Tuning Spam Detection

Optimizing spam detection requires finding the righ balance of false negatives (spam messages incorrectly classified as legitimate mail) and false positives (legitimate messages incorrectly classified as spam). While most customers achieve an acceptable level of spam filtering from the default PureMessage configuration, ongoing tuning can optimize the spam catch-rate and minimize false positives.

PureMessage includes a large set of anti-spam rules used to identify message characteristics that indicate spam. Each rule has a positive or negative weight. When the policy script executes the "Spam probability" test, the set of anti-spam rules is tested against the message. When a message triggers an anti-spam rule, the weight is added to the message; the combined weights form the total score, which is converted to a percentage.

Within the PureMessage policy, actions are associated with a message's spam probability. These "thresholds" perform different actions based on the likelihood that the message is spam. For example, the default policy copies messages with a probability of 50% or greater to the quarantine; at the 20% threshold, the policy adds a custom header. Multiple thresholds and associated actions can be defined within your policy.

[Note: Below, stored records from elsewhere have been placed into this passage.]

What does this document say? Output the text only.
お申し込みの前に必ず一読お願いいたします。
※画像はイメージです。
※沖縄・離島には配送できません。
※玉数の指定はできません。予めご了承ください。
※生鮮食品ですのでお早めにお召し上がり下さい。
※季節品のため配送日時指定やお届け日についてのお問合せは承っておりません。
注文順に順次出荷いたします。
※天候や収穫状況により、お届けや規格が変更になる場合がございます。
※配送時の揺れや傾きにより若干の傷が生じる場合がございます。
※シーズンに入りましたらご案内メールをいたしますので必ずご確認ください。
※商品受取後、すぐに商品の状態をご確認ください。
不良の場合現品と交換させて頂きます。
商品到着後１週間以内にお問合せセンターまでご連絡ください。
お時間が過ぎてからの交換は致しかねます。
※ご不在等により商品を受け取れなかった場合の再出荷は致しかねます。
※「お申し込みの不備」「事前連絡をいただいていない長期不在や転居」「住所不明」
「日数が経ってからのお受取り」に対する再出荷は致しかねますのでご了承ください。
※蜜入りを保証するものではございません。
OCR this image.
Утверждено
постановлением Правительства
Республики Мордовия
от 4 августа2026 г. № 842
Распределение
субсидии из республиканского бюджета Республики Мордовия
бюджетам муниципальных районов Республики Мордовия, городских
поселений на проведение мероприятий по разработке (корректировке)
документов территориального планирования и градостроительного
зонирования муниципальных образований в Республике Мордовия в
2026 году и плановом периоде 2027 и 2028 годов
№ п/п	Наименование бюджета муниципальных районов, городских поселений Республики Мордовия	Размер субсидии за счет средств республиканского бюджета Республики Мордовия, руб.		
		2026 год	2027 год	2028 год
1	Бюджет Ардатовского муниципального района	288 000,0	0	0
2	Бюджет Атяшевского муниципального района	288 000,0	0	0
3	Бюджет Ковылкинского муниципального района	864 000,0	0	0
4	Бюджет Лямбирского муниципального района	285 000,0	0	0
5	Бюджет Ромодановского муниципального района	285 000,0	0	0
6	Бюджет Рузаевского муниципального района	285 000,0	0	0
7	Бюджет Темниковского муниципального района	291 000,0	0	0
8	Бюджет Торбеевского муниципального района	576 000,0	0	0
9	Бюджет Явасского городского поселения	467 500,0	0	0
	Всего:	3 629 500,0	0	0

Tuning PureMessage can involve changing anti-spam rule weights, adding custom anti-spam rules, modifying policy rule thresholds, and populating lists for use by the policy (for example, whitelists and blacklists). These processes are described below.

Whitelisting

"Whitelists" are lists of senders and/or domains that are known to be legitimate sources of email. By default, email from whitelisted hosts and senders is delivered without being scanned for spam. See "Lists" in the Policy Configuration section of the Administrator's Reference for information about configuring whitelisted hosts and senders.

Blacklisting

"Blacklists" are lists of senders and/or domains that are known to be sources of illegitimate email. By default, email from blacklisted hosts and senders is quarantined without being scanned for spam. See "Lists" in the Policy Configuration section of the Administrator's Reference for information about configuring whitelisted hosts and senders.

Altering Anti-Spam Rules

PureMessage includes a large set of anti-spam rules designed to detect spam characteristics.

  • Changing Rule Weights and Probabilities: Only the weight and probability of default anti-spam rules can be changed. Rules can be viewed on the Anti-Spam Rules page of the PureMessage Manager, or using the pmx-spam command-line program. Existing rules can be disabled, or the weights can be altered. See "Adding and Configuring Rules" in the Policy Configuration section of the Administrator's Reference for more information.
  • Creating Custom ("Site") Anti-Spam Rules: Custom rules that use regular expressions to test for spam characteristics can be added on the Anti-Spam Rules page of the PureMessage Manager, or edit the site-specific anti-spam rule files. See re.rules for instructions on editing rules at the command line.

Adjusting Spam Thresholds

"Thresholds" apply actions to messages based on their spam probability. By default, PureMessage is optimized to detect spam at a 50% threshold. Quarantining or marking messages below this threshold significantly increases the number of false positives. It is recommended that administrators begin tuning filters with a threshold of 50% to 60% to best ensure that legitimate messages reach recipients and that spam messages are quarantined.